O Sindicato dos Engenheiros no Estado do Paraná (Senge-PR) protocolou nesta quarta-feira (26) junto à Prefeitura de Foz do Iguaçu o comunicado oficial de greve dos engenheiros e arquitetos do município. A paralisação foi aprovada em assembleia da categoria e está prevista para começar em 1º de setembro de 2026.
A decisão ocorre diante da ausência de uma proposta concreta da administração municipal para as reivindicações apresentadas pelos profissionais às Secretarias Municipais de Administração e da Fazenda. A categoria cobra medidas de valorização profissional e melhoria da remuneração, considerando as responsabilidades técnicas e a importância dos engenheiros e arquitetos para o funcionamento da administração pública.
A mobilização vem sendo construída pelo Senge-PR em conjunto com o Sindicato dos Arquitetos e Urbanistas no Estado do Paraná (SindArq-PR).

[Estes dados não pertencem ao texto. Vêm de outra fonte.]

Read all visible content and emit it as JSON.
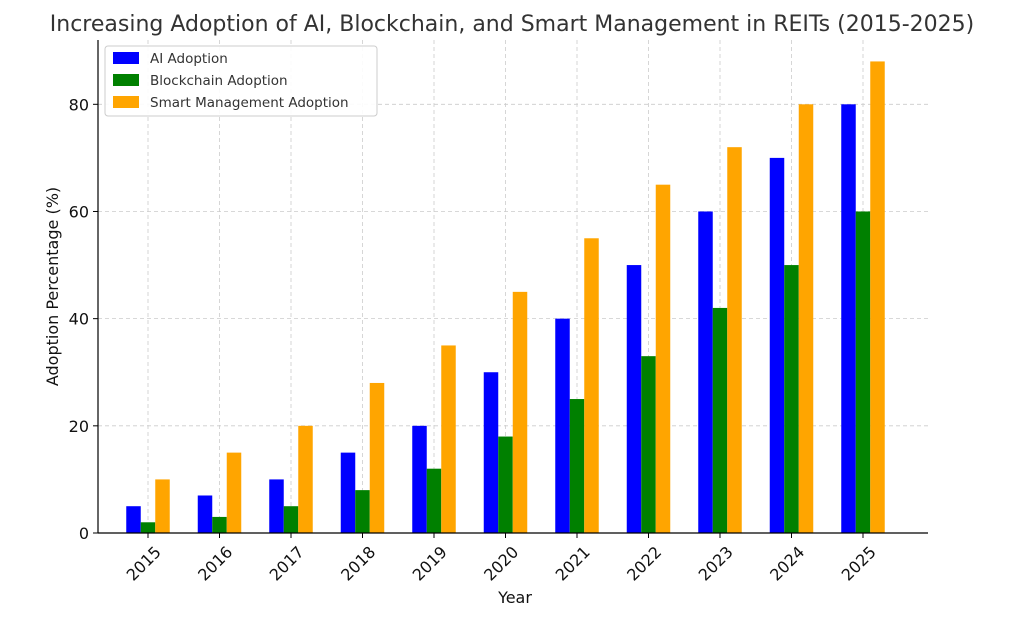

As entidades já haviam chamado a atenção para a defasagem salarial dos profissionais do município. Em levantamento comparativo envolvendo 12 municípios, Foz do Iguaçu apresentou a menor remuneração por hora para engenheiros e arquitetos, de R$ 35,32.
Outro ponto destacado pelo sindicato é a diferença entre o vencimento inicial pago pelo município e o piso profissional da categoria. O salário-base de R$ 5.297,30 está 45,5% abaixo do piso nacional para uma jornada de 30 horas semanais, atualmente fixado em R$ 9.726.
A remuneração abaixo do mercado tem reflexos diretos na atração e permanência de profissionais qualificados no serviço público. Levantamento apresentado pelos sindicatos mostra que, no concurso realizado em 2018, nove em cada dez candidatos convocados não assumiram o cargo ou deixaram a função posteriormente. No concurso de 2022, o índice foi de cinco em cada dez convocados.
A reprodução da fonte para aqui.